De l’Antarctique à la Belgique

Julie Anciaux Publié le - Mis à jour le

Planète

A

près avoir passé plusieurs semaines dans la base Princesse Elisabeth, les chercheurs belges sont revenus au pays. Ils ont travaillé en Antarctique sur six projets portant sur la glace, les nuages, les micro-organismes, les météorites... Aujourd’hui, ils partagent le résultat de leurs recherches et décrivent leur vie dans cet environnement extrême.

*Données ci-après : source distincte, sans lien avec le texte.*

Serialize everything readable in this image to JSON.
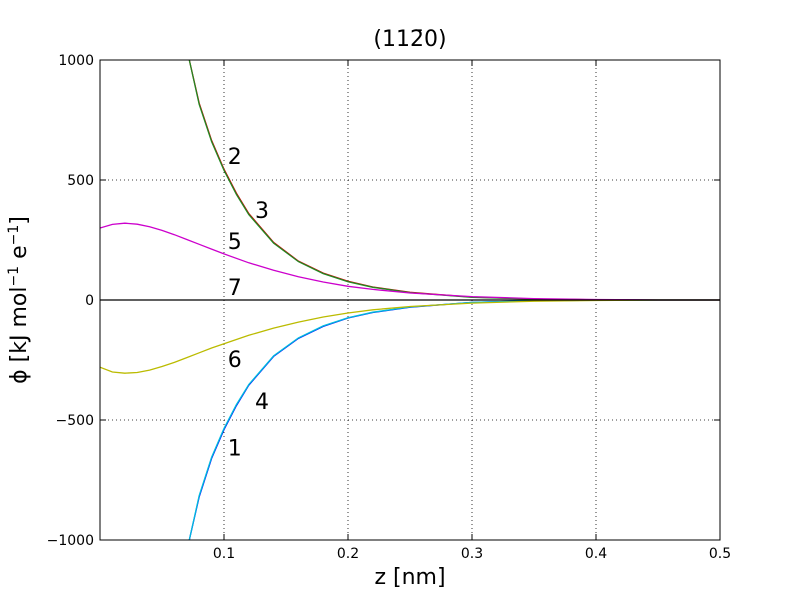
{
  "chart_data": {
    "type": "line",
    "title": "(11̄2̄0)",
    "title_display": "(112̄0)",
    "xlabel": "z [nm]",
    "ylabel": "ϕ [kJ mol⁻¹  e⁻¹]",
    "xlim": [
      0,
      0.5
    ],
    "ylim": [
      -1000,
      1000
    ],
    "x_ticks": [
      0.1,
      0.2,
      0.3,
      0.4,
      0.5
    ],
    "x_tick_labels": [
      "0.1",
      "0.2",
      "0.3",
      "0.4",
      "0.5"
    ],
    "y_ticks": [
      -1000,
      -500,
      0,
      500,
      1000
    ],
    "y_tick_labels": [
      "−1000",
      "−500",
      "0",
      "500",
      "1000"
    ],
    "grid": true,
    "grid_style": "dotted",
    "series": [
      {
        "name": "1",
        "color": "#0000ff",
        "x": [
          0.072,
          0.08,
          0.09,
          0.1,
          0.11,
          0.12,
          0.14,
          0.16,
          0.18,
          0.2,
          0.22,
          0.25,
          0.3,
          0.35,
          0.4,
          0.45,
          0.5
        ],
        "y": [
          -1000,
          -820,
          -660,
          -540,
          -440,
          -355,
          -235,
          -160,
          -110,
          -75,
          -52,
          -30,
          -10,
          -3,
          -1,
          0,
          0
        ]
      },
      {
        "name": "2",
        "color": "#cc0000",
        "x": [
          0.072,
          0.08,
          0.09,
          0.1,
          0.11,
          0.12,
          0.14,
          0.16,
          0.18,
          0.2,
          0.22,
          0.25,
          0.3,
          0.35,
          0.4,
          0.45,
          0.5
        ],
        "y": [
          1000,
          820,
          665,
          545,
          445,
          360,
          240,
          162,
          112,
          78,
          54,
          32,
          12,
          4,
          1,
          0,
          0
        ]
      },
      {
        "name": "3",
        "color": "#228822",
        "x": [
          0.072,
          0.08,
          0.09,
          0.1,
          0.11,
          0.12,
          0.14,
          0.16,
          0.18,
          0.2,
          0.22,
          0.25,
          0.3,
          0.35,
          0.4,
          0.45,
          0.5
        ],
        "y": [
          1000,
          815,
          660,
          540,
          440,
          356,
          237,
          160,
          110,
          76,
          53,
          31,
          11,
          4,
          1,
          0,
          0
        ]
      },
      {
        "name": "4",
        "color": "#00bbdd",
        "x": [
          0.072,
          0.08,
          0.09,
          0.1,
          0.11,
          0.12,
          0.14,
          0.16,
          0.18,
          0.2,
          0.22,
          0.25,
          0.3,
          0.35,
          0.4,
          0.45,
          0.5
        ],
        "y": [
          -1000,
          -815,
          -655,
          -535,
          -436,
          -352,
          -233,
          -158,
          -108,
          -74,
          -51,
          -29,
          -10,
          -3,
          -1,
          0,
          0
        ]
      },
      {
        "name": "5",
        "color": "#cc00cc",
        "x": [
          0.0,
          0.01,
          0.02,
          0.03,
          0.04,
          0.05,
          0.06,
          0.07,
          0.08,
          0.09,
          0.1,
          0.12,
          0.14,
          0.16,
          0.18,
          0.2,
          0.22,
          0.25,
          0.3,
          0.35,
          0.4,
          0.45,
          0.5
        ],
        "y": [
          300,
          315,
          320,
          316,
          305,
          290,
          272,
          252,
          232,
          212,
          192,
          155,
          124,
          97,
          75,
          57,
          44,
          29,
          14,
          6,
          2,
          0,
          0
        ]
      },
      {
        "name": "6",
        "color": "#bbbb00",
        "x": [
          0.0,
          0.01,
          0.02,
          0.03,
          0.04,
          0.05,
          0.06,
          0.07,
          0.08,
          0.09,
          0.1,
          0.12,
          0.14,
          0.16,
          0.18,
          0.2,
          0.22,
          0.25,
          0.3,
          0.35,
          0.4,
          0.45,
          0.5
        ],
        "y": [
          -280,
          -300,
          -305,
          -302,
          -292,
          -277,
          -260,
          -240,
          -220,
          -200,
          -182,
          -147,
          -117,
          -92,
          -71,
          -54,
          -41,
          -27,
          -13,
          -5,
          -2,
          0,
          0
        ]
      },
      {
        "name": "7",
        "color": "#000000",
        "x": [
          0.0,
          0.5
        ],
        "y": [
          0,
          0
        ]
      }
    ],
    "curve_labels": [
      {
        "text": "2",
        "x": 0.103,
        "y": 600
      },
      {
        "text": "3",
        "x": 0.125,
        "y": 375
      },
      {
        "text": "5",
        "x": 0.103,
        "y": 245
      },
      {
        "text": "7",
        "x": 0.103,
        "y": 55
      },
      {
        "text": "6",
        "x": 0.103,
        "y": -245
      },
      {
        "text": "4",
        "x": 0.125,
        "y": -420
      },
      {
        "text": "1",
        "x": 0.103,
        "y": -615
      }
    ]
  }
}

Pour Vinciane Debaille, de l’université libre de Bruxelles (ULB), cette expédition dans le continent le plus méridional de la Terre était une grande première. Pendant un mois, la géologue a récolté des météorites, accompagnée d’un collègue de la Vrije Universiteit Brussel (VUB) et de deux scientifiques du National Institute for Polar Research (NIRP) au Japon, dans le cadre d’un projet joliment baptisé "Samba". "L’année passée, 635 météorites ont été découvertes. L’expédition 2010-2011 a permis d’en ramasser 218", explique la jeune femme. Ces débris rocheux, provenant à l’origine de la ceinture d’astéroïdes située entre Mars et Jupiter, sont venus compléter une base de données mondiale, déjà forte de 40 000 exemplaires. Le but étant de "comprendre la formation des planètes et du système solaire par le biais d’informations extraites des météorites".

Pourquoi se rendre spécialement en Antarctique pour récolter des météorites, alors qu’elles tombent partout sur Terre ? "Elles sont transportées par la glace et se retrouvent concentrées dans un même endroit lorsque cette dernière bute sur une roche", raconte notre interlocutrice. "De plus, elles sont faciles à trouver puisqu’elles sont noires sur de la glace blanche !" Mais le plus froid des continents n’offre pas que des avantages aux chercheurs... "La météo dictait notre emploi du temps. Le vent très fort le matin nous empêchait de sortir avant 14h et, vers 18h, le soleil tombait et formait de grandes ombres au sol qui rendait complexe la recherche des roches", témoigne Vinciane Debaille.

Le projet "Samba" aurait été "irréalisable" sans la présence de la base Princesse Elisabeth : "Nous travaillions à 200 km de la station et c’est elle qui nous a fourni la nourriture, les conteneurs où l’on dormait et mangeait, les motoneiges..." Une fois les échantillons ramassés, les scientifiques belges ont encore pu stocker les météorites dans des freezers de la base pour éviter que l’eau terrestre, présente autour des pierres sous forme de glace, ne les contamine.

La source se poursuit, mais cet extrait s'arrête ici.